7) Sviluppare le energie alternative: ‘sta faccenda della benzina ormai dura da più di cent’anni. E mica ci siamo tenuti per tutto ‘sto tempo i brigantini a vela o le diligenze!
– Sì, però i fabbricanti di vele e i padroni delle diligenze non erano organizzati in multinazionali, e quindi non potevano *impedire* le nuove tecnologie. Ora invece lo possono fare, e quindi noi restiamo coi motori a benzina.
8) Sperare che finisca bene, e pregare Padre Pio.
– La cosa più realistica. Però attento a pregare, perché di ‘sti tempi se ti beccano a pregare roba sbagliata prima ti menano e poi ringraziano Dio.
Alla fine, comunque, se il petrolio finisce si torna tutti sull’albero e chi s’è visto s’è visto. Pazienza: vuol dire che la prossima guerra ce la risolviamo a clavate: ricicleremo generali e politici, e andremo avanti.
Per l’acqua, invece, non c’è proprio nulla da fare: se non hai acqua, non è che vai a piedi, vai giù per terra. Ora, le cifre dell’acqua sono queste (ne parlavamo due settimane fa): la disponibilità va calando da trent’anni; un quinto del pianeta è già in emergenza; fra due generazione metà degli esseri umani semplicemente non avrà acqua. Io già qui, nel civile occidente, ho davanti un bicchiere di acqua minerale.
È molto più importante del petrolio, l’acqua. Per l’acqua non esistono alternative. Chi ce l’ha, vive e chi non ce l’ha è schiavo. Da diversi anni, la crisi del Medio Oriente (e del suo punto-omphalos, Israele/Palestina) è dominata non dalla lotta per il petrolio, ma da quella per l’acqua. In particolare, ne è determinata la politica israeliana. Gli insediamenti dei coloni sono (molto prima che soggetti religiosi, o anche politici) nuclei di percettori d’acqua, tolta a chi prima l’aveva. La strategia che ne consegue non è di espansione territoriale ma di controllo delle risorse idriche anche lontane. In questo ha bisogno di partner, e l’ha trovato nel governo turco.

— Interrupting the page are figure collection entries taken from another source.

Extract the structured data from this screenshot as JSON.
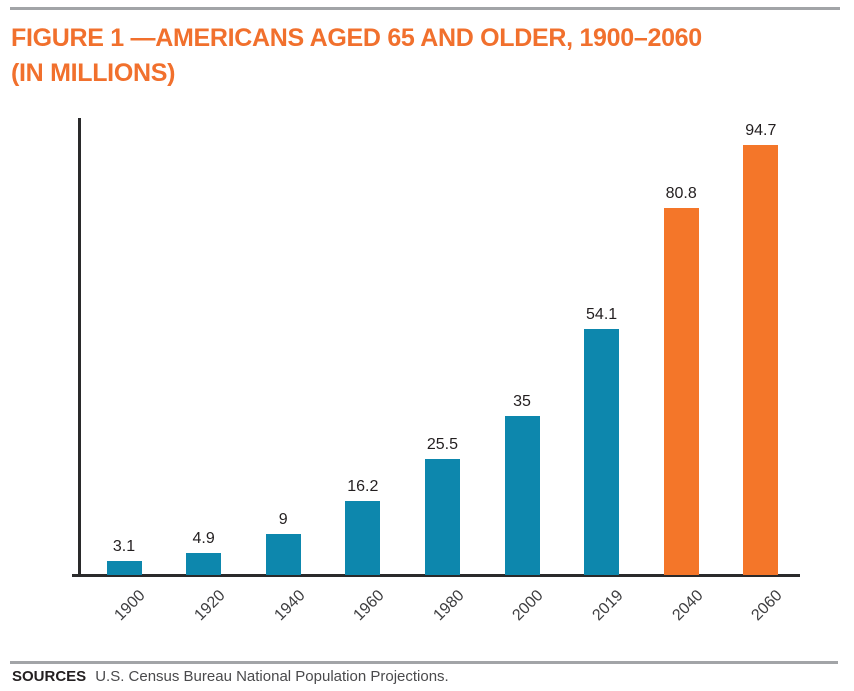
{
  "page": {
    "title_line1": "FIGURE 1 —AMERICANS AGED 65 AND OLDER, 1900–2060",
    "title_line2": "(IN MILLIONS)",
    "sources_label": "SOURCES",
    "sources_text": "U.S. Census Bureau National Population Projections."
  },
  "colors": {
    "title_orange": "#f1702d",
    "bar_teal": "#0d87ad",
    "bar_orange": "#f47629",
    "axis_dark": "#2a2a2b",
    "rule_gray": "#a2a4a7",
    "value_label_dark": "#231f20",
    "tick_label_gray": "#3e3e40"
  },
  "chart_data": {
    "type": "bar",
    "title": "FIGURE 1 — AMERICANS AGED 65 AND OLDER, 1900–2060 (IN MILLIONS)",
    "categories": [
      "1900",
      "1920",
      "1940",
      "1960",
      "1980",
      "2000",
      "2019",
      "2040",
      "2060"
    ],
    "values": [
      3.1,
      4.9,
      9,
      16.2,
      25.5,
      35,
      54.1,
      80.8,
      94.7
    ],
    "value_labels": [
      "3.1",
      "4.9",
      "9",
      "16.2",
      "25.5",
      "35",
      "54.1",
      "80.8",
      "94.7"
    ],
    "bar_color_keys": [
      "bar_teal",
      "bar_teal",
      "bar_teal",
      "bar_teal",
      "bar_teal",
      "bar_teal",
      "bar_teal",
      "bar_orange",
      "bar_orange"
    ],
    "xlabel": "",
    "ylabel": "",
    "ylim": [
      0,
      100
    ],
    "grid": false,
    "legend": "none",
    "value_labels_shown": true,
    "tick_label_rotation_deg": 45
  }
}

Da diversi anni la Turchia cerca di controllare (con tecnologie e sostegno israeliani) il flusso dei tratti a monte dei principali fiumi della regione. È un’operazione epocale, infinitamente più decisiva di ogni oleodotto. La civiltà umana è nata lì, sui fiumi e grazie ai fiumi. Babilonesi e Hittiti, Mitanni e Assiri vincevano o venivano spazzati via solo in base al controllo di quelle sorgenti. È un’elegante ironia, del dio che chiamiamo storia, che dopo tanti millenni le poste sul tavolo siano tornate le stesse: quasi gli stessi i popoli, assai simili i ruoli.

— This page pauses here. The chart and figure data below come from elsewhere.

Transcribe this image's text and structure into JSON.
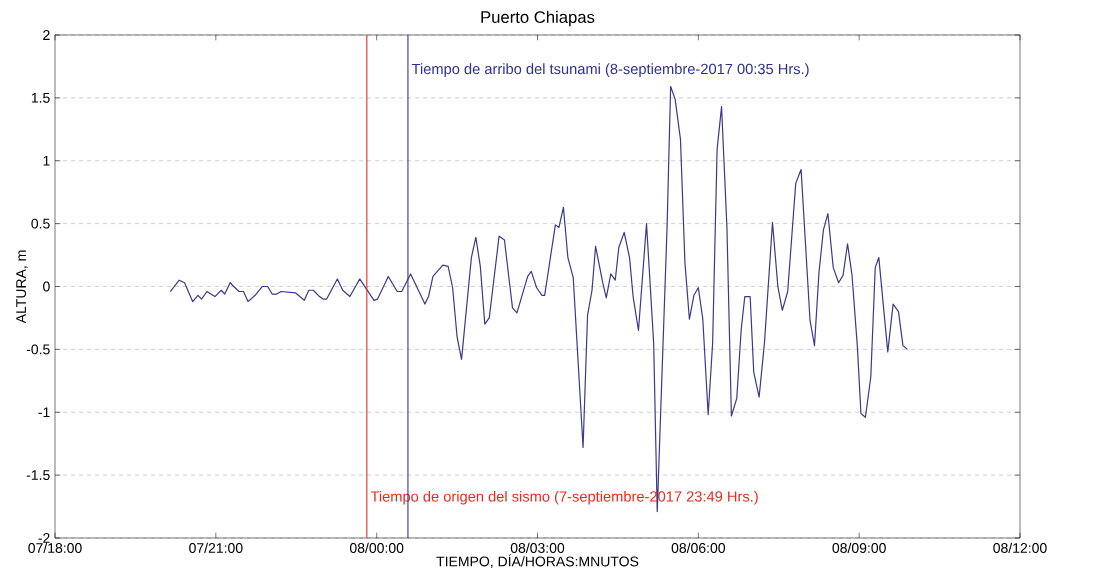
{
  "chart_data": {
    "type": "line",
    "title": "Puerto Chiapas",
    "xlabel": "TIEMPO, DÍA/HORAS:MNUTOS",
    "ylabel": "ALTURA, m",
    "x": [
      "2017-09-07T20:09",
      "2017-09-07T20:19",
      "2017-09-07T20:25",
      "2017-09-07T20:34",
      "2017-09-07T20:40",
      "2017-09-07T20:44",
      "2017-09-07T20:50",
      "2017-09-07T20:59",
      "2017-09-07T21:06",
      "2017-09-07T21:10",
      "2017-09-07T21:16",
      "2017-09-07T21:20",
      "2017-09-07T21:26",
      "2017-09-07T21:31",
      "2017-09-07T21:36",
      "2017-09-07T21:44",
      "2017-09-07T21:52",
      "2017-09-07T21:58",
      "2017-09-07T22:03",
      "2017-09-07T22:08",
      "2017-09-07T22:13",
      "2017-09-07T22:29",
      "2017-09-07T22:39",
      "2017-09-07T22:44",
      "2017-09-07T22:49",
      "2017-09-07T22:56",
      "2017-09-07T23:00",
      "2017-09-07T23:04",
      "2017-09-07T23:16",
      "2017-09-07T23:22",
      "2017-09-07T23:30",
      "2017-09-07T23:41",
      "2017-09-07T23:57",
      "2017-09-08T00:01",
      "2017-09-08T00:13",
      "2017-09-08T00:23",
      "2017-09-08T00:28",
      "2017-09-08T00:38",
      "2017-09-08T00:54",
      "2017-09-08T00:58",
      "2017-09-08T01:03",
      "2017-09-08T01:14",
      "2017-09-08T01:20",
      "2017-09-08T01:25",
      "2017-09-08T01:30",
      "2017-09-08T01:35",
      "2017-09-08T01:46",
      "2017-09-08T01:51",
      "2017-09-08T01:56",
      "2017-09-08T02:01",
      "2017-09-08T02:06",
      "2017-09-08T02:17",
      "2017-09-08T02:23",
      "2017-09-08T02:32",
      "2017-09-08T02:37",
      "2017-09-08T02:49",
      "2017-09-08T02:53",
      "2017-09-08T02:59",
      "2017-09-08T03:05",
      "2017-09-08T03:08",
      "2017-09-08T03:20",
      "2017-09-08T03:24",
      "2017-09-08T03:29",
      "2017-09-08T03:34",
      "2017-09-08T03:40",
      "2017-09-08T03:51",
      "2017-09-08T03:56",
      "2017-09-08T04:01",
      "2017-09-08T04:05",
      "2017-09-08T04:13",
      "2017-09-08T04:17",
      "2017-09-08T04:22",
      "2017-09-08T04:27",
      "2017-09-08T04:31",
      "2017-09-08T04:37",
      "2017-09-08T04:43",
      "2017-09-08T04:47",
      "2017-09-08T04:53",
      "2017-09-08T05:02",
      "2017-09-08T05:10",
      "2017-09-08T05:14",
      "2017-09-08T05:25",
      "2017-09-08T05:29",
      "2017-09-08T05:34",
      "2017-09-08T05:40",
      "2017-09-08T05:45",
      "2017-09-08T05:50",
      "2017-09-08T05:55",
      "2017-09-08T06:00",
      "2017-09-08T06:05",
      "2017-09-08T06:11",
      "2017-09-08T06:16",
      "2017-09-08T06:21",
      "2017-09-08T06:26",
      "2017-09-08T06:32",
      "2017-09-08T06:37",
      "2017-09-08T06:43",
      "2017-09-08T06:48",
      "2017-09-08T06:52",
      "2017-09-08T06:58",
      "2017-09-08T07:02",
      "2017-09-08T07:08",
      "2017-09-08T07:14",
      "2017-09-08T07:23",
      "2017-09-08T07:29",
      "2017-09-08T07:34",
      "2017-09-08T07:40",
      "2017-09-08T07:49",
      "2017-09-08T07:55",
      "2017-09-08T07:59",
      "2017-09-08T08:05",
      "2017-09-08T08:10",
      "2017-09-08T08:15",
      "2017-09-08T08:20",
      "2017-09-08T08:25",
      "2017-09-08T08:31",
      "2017-09-08T08:37",
      "2017-09-08T08:42",
      "2017-09-08T08:47",
      "2017-09-08T08:52",
      "2017-09-08T08:58",
      "2017-09-08T09:02",
      "2017-09-08T09:07",
      "2017-09-08T09:13",
      "2017-09-08T09:18",
      "2017-09-08T09:22",
      "2017-09-08T09:32",
      "2017-09-08T09:38",
      "2017-09-08T09:44",
      "2017-09-08T09:49",
      "2017-09-08T09:54"
    ],
    "series": [
      {
        "color": "#3a3a8c",
        "values": [
          -0.04,
          0.05,
          0.03,
          -0.12,
          -0.07,
          -0.1,
          -0.04,
          -0.08,
          -0.03,
          -0.06,
          0.03,
          0.0,
          -0.04,
          -0.04,
          -0.12,
          -0.07,
          0.0,
          0.0,
          -0.06,
          -0.06,
          -0.04,
          -0.05,
          -0.11,
          -0.03,
          -0.03,
          -0.08,
          -0.1,
          -0.1,
          0.06,
          -0.03,
          -0.08,
          0.06,
          -0.11,
          -0.1,
          0.08,
          -0.04,
          -0.04,
          0.1,
          -0.14,
          -0.08,
          0.08,
          0.17,
          0.16,
          -0.01,
          -0.4,
          -0.58,
          0.23,
          0.39,
          0.16,
          -0.3,
          -0.25,
          0.4,
          0.37,
          -0.17,
          -0.21,
          0.08,
          0.12,
          -0.01,
          -0.07,
          -0.07,
          0.49,
          0.47,
          0.63,
          0.23,
          0.07,
          -1.28,
          -0.23,
          -0.03,
          0.32,
          0.03,
          -0.09,
          0.1,
          0.05,
          0.31,
          0.43,
          0.23,
          -0.08,
          -0.35,
          0.5,
          -0.45,
          -1.79,
          0.47,
          1.59,
          1.49,
          1.17,
          0.19,
          -0.26,
          -0.07,
          -0.01,
          -0.26,
          -1.02,
          -0.45,
          1.09,
          1.43,
          0.47,
          -1.03,
          -0.89,
          -0.34,
          -0.08,
          -0.08,
          -0.68,
          -0.88,
          -0.45,
          0.51,
          0.0,
          -0.19,
          -0.04,
          0.82,
          0.93,
          0.45,
          -0.27,
          -0.47,
          0.11,
          0.45,
          0.58,
          0.15,
          0.03,
          0.09,
          0.34,
          0.09,
          -0.48,
          -1.01,
          -1.04,
          -0.72,
          0.15,
          0.23,
          -0.52,
          -0.14,
          -0.2,
          -0.47,
          -0.5
        ]
      }
    ],
    "xlim": [
      "2017-09-07T18:00",
      "2017-09-08T12:00"
    ],
    "xticks": [
      {
        "value": "2017-09-07T18:00",
        "label": "07/18:00"
      },
      {
        "value": "2017-09-07T21:00",
        "label": "07/21:00"
      },
      {
        "value": "2017-09-08T00:00",
        "label": "08/00:00"
      },
      {
        "value": "2017-09-08T03:00",
        "label": "08/03:00"
      },
      {
        "value": "2017-09-08T06:00",
        "label": "08/06:00"
      },
      {
        "value": "2017-09-08T09:00",
        "label": "08/09:00"
      },
      {
        "value": "2017-09-08T12:00",
        "label": "08/12:00"
      }
    ],
    "ylim": [
      -2,
      2
    ],
    "yticks": [
      -2,
      -1.5,
      -1,
      -0.5,
      0,
      0.5,
      1,
      1.5,
      2
    ],
    "grid": "y",
    "ref_lines": [
      {
        "axis": "x",
        "value": "2017-09-07T23:49",
        "label": "Tiempo de origen del sismo (7-septiembre-2017 23:49 Hrs.)",
        "color": "#e8291c"
      },
      {
        "axis": "x",
        "value": "2017-09-08T00:35",
        "label": "Tiempo de arribo del tsunami (8-septiembre-2017 00:35 Hrs.)",
        "color": "#2e3192"
      }
    ]
  }
}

Negli ultimi dieci anni, fra turchi e israeliani gli interessi sono stati comuni. Stessi rivali (Siria e Iraq), stesso laicismo tecnocratico, stesso status di popoli vitali e forti isolati però in una regione ostile: gli Israeliani perché coloni, i Turchi perché ideologicamente non-religiosi. Le caratteristiche dei due paesi sono andate modificandosi col tempo: in entrambi si è andata affermando una forte ripresa religiosa, che però ha operato in senso opposto: ulteriore isolamento per gli uni, apertura di dialogo (con gli altri “islamici”) per gli altri.

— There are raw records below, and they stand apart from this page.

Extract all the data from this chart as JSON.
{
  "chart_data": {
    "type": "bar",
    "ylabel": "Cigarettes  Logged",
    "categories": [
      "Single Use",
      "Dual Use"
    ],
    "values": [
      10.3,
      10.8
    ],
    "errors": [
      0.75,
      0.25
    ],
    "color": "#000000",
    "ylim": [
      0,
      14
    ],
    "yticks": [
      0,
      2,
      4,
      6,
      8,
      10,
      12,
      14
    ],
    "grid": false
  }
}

La guerra americana è piombata su tutto ciò come su un formicaio. Gli americani non hanno più alcun bisogno di una Turchia “laica” e “occidentale” per coprire un confine (Urss) che non c’è più; hanno invece bisogno, là come in Afganistan, di piccoli alleati strettamente locali, senza capacità d’autonomia né d’espansione, facilmente ricompensabili e utilizzabili a discrezione: “laici” o tribali, occidentalizzanti o islamisti, non importa. Un soggetto del genere sono i curdi: che soddisfano a tutte le necessità americane nella zona e che però sono assolutamente incompatibili con ogni possibile interesse nazionale turco. E infatti la crisi qui è esplosa istantaneamente, non appena è stata pronunciata la parola “curdi”.
Nel giro di ventiquattr’ore, la Turchia ha abbandonato lo schieramento filo-americano (e filo-israeliano) che deteneva da cinquant’anni, ha alzato bandiera araba (vedremo poi di che arabismo si tratti) e s’è candidata a potenza egemone della sua zona.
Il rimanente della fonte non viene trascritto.